Distinguished Speaker Series: Docking-based simulation of cell-size protein systems

Prof. Ilya Vakser, Director, Computational Biology Program and Center for Computational Biology, Department of Molecular Biosciences, The University of Kansas
 

15 December 2022, 16:15 
Sherman building, room 632, Life Sciences, TAU. 
Distinguished Speaker Series

Edmond J. Safra Center for Bioinformatics

 

Distinguished Speaker Series Seminar

 

Prof. Ilya Vakser

Director, Computational Biology Program and Center for Computational Biology, Department of Molecular Biosciences, The University of Kansas

 

"Docking-based simulation of cell-size protein systems"

 

Thursday, December 15 2022, at 16:15 

 

Sherman building, room 632, Life Sciences Faculty

Refreshments from 16:00

 

Abstract: Recent advances in computational modeling have led to an increasing focus on larger biomolecular systems, up the level of a cell. Protein interactions are a central component of cellular processes. Techniques for modeling protein interactions have been divided between two fields: protein docking (predicting the static structures of protein complexes) and molecular simulation (modeling the dynamics of protein association, for relatively short simulation times at atomic resolution).
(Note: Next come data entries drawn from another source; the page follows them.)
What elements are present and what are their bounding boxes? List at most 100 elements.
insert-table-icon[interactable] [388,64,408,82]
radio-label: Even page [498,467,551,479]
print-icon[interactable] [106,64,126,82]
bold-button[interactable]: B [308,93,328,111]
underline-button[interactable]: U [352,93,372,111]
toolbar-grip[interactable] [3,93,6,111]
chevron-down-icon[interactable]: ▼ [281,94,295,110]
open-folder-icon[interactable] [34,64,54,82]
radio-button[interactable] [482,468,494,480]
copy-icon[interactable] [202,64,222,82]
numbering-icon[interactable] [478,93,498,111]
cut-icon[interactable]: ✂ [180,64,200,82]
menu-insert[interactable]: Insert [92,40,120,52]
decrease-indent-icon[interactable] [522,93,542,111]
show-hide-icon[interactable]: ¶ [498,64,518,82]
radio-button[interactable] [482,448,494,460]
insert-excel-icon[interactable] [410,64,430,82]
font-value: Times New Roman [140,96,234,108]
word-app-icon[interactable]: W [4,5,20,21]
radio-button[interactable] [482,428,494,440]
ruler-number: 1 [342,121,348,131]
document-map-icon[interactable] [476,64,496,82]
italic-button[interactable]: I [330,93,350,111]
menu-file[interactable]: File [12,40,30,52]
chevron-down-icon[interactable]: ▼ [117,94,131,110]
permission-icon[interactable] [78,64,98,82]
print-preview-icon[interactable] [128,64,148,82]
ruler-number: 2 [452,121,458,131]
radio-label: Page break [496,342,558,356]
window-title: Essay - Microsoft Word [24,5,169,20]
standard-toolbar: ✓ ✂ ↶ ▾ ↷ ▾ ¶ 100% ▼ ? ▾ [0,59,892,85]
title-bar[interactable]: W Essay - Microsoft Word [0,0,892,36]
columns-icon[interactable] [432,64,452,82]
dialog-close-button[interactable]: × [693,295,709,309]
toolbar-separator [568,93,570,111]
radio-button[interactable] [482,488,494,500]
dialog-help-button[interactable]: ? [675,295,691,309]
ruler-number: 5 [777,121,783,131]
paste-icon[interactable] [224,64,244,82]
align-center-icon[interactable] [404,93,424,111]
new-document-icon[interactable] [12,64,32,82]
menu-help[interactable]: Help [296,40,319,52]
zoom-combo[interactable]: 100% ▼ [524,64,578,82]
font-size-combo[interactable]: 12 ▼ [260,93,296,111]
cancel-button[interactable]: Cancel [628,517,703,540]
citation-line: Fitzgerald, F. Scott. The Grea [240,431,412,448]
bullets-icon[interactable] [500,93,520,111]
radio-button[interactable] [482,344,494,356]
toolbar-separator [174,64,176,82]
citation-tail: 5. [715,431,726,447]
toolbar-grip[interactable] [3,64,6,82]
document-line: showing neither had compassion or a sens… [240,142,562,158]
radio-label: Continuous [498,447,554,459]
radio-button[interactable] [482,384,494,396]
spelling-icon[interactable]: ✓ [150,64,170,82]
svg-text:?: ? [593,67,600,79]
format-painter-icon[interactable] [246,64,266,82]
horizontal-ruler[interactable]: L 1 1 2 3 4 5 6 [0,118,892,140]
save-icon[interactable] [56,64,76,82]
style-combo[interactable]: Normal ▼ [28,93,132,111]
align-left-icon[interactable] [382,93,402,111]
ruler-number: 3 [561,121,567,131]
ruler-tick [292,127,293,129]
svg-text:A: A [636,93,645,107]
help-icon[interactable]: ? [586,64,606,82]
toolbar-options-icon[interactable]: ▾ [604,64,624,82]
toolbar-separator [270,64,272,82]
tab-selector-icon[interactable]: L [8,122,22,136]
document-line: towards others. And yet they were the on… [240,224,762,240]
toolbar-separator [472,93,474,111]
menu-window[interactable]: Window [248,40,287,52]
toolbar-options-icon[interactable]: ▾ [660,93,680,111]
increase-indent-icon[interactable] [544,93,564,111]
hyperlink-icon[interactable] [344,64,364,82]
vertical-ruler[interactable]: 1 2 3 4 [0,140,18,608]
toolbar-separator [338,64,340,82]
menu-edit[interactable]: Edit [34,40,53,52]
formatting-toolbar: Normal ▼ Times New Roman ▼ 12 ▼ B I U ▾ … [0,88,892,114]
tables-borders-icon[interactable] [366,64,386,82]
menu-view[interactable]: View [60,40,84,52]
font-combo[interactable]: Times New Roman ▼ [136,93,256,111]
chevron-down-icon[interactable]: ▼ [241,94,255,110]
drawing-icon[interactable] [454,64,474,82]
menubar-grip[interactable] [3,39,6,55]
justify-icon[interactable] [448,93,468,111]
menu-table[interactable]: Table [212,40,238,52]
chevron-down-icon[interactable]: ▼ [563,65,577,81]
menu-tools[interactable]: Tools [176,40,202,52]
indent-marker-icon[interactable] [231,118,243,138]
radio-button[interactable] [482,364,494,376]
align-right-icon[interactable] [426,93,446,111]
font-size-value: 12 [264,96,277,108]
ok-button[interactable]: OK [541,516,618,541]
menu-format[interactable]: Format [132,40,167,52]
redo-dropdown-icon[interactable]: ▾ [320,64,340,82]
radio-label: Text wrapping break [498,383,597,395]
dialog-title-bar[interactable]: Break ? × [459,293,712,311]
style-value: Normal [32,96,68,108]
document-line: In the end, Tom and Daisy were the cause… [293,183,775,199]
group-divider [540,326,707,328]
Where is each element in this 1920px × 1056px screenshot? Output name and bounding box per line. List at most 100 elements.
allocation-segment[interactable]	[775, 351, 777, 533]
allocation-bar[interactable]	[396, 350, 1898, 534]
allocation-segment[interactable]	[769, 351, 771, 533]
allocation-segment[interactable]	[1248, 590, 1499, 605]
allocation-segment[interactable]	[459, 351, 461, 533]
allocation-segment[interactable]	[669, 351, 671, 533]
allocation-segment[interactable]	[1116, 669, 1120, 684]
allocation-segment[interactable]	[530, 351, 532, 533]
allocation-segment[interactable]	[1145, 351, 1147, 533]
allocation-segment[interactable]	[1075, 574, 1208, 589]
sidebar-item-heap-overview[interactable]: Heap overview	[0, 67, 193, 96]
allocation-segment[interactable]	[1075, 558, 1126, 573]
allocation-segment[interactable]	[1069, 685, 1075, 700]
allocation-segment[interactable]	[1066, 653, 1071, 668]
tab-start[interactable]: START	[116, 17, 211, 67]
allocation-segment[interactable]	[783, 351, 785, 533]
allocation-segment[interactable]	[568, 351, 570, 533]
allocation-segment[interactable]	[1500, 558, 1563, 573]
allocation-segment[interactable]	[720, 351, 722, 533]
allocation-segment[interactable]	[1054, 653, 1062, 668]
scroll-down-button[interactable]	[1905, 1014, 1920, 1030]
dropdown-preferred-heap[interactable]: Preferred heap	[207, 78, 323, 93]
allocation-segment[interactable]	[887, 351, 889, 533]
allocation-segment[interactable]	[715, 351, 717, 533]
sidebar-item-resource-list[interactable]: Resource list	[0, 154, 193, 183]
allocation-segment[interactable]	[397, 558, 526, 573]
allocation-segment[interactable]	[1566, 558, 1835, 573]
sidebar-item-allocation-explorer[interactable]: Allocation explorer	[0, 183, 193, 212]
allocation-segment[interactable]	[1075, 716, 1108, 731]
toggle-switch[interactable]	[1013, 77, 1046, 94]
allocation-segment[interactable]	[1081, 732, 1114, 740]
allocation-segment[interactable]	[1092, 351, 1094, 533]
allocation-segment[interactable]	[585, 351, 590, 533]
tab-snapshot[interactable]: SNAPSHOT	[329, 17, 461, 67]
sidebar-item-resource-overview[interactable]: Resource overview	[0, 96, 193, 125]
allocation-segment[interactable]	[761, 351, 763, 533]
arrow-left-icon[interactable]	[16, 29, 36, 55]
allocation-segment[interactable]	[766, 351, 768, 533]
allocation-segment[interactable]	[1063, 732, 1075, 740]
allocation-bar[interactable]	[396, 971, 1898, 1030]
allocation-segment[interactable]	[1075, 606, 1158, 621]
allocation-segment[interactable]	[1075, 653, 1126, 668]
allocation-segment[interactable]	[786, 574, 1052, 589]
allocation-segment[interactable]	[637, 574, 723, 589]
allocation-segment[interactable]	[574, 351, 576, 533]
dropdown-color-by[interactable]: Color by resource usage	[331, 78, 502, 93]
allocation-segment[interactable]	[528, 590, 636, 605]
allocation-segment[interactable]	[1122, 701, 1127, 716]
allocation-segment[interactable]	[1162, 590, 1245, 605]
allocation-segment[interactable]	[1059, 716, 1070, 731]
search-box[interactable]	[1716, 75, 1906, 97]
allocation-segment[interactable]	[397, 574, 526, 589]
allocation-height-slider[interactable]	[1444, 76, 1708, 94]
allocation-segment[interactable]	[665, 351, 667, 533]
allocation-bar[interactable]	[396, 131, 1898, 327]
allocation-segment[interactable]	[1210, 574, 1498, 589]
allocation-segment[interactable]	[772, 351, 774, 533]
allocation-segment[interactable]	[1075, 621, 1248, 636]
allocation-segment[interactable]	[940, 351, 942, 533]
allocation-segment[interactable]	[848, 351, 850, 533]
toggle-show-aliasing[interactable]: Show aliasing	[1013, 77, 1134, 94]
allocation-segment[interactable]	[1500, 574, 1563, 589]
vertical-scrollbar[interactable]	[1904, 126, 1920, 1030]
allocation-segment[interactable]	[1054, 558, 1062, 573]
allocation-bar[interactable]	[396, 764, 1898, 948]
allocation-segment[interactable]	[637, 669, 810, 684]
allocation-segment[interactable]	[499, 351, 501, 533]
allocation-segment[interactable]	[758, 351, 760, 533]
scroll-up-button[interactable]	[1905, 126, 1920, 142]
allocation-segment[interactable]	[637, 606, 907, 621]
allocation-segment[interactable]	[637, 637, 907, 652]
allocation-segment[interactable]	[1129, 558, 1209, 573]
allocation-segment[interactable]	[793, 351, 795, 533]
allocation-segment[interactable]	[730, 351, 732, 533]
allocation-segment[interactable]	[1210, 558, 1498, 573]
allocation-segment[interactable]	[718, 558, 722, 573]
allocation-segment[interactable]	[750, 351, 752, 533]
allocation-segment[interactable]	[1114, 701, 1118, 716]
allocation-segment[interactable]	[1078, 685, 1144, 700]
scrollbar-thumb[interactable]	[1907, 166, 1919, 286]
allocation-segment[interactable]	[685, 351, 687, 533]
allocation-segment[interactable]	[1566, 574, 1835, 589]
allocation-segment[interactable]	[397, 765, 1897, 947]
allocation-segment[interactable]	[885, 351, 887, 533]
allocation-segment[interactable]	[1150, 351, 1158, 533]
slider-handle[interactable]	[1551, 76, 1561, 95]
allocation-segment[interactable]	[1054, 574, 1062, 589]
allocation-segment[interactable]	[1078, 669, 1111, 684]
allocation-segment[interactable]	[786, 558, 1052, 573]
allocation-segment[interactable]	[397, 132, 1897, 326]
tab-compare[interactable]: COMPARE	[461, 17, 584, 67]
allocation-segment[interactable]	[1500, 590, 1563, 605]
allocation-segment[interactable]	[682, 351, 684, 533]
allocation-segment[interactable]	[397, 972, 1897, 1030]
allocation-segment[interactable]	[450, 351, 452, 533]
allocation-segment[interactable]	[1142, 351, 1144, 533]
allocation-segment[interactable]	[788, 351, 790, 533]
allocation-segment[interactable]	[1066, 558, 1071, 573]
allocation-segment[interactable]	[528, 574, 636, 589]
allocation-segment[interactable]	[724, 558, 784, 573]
Protein docking algorithms are far more efficient in sampling spatial coordinates. However, they do not account for the kinetics of the association (i.e., they do not involve the time coordinate). Our proof-of-concept study bridged the two modeling approaches, developing an approach that can reach unprecedented simulation timescales at all-atom resolution. The global intermolecular energy landscape of a large system of proteins was mapped by the pairwise Fast Fourier Transform docking and sampled in space and time by Monte Carlo simulations. The simulation protocol was parametrized on existing data and validated on a number of observations from experiments and molecular dynamics simulations. The simulation protocol performed consistently across very different systems of proteins at different protein concentrations. It recapitulated data on the previously observed protein diffusion rates and aggregation. The speed of calculation allows reaching second-long trajectories of protein systems that approach the size of the cells, at atomic resolution.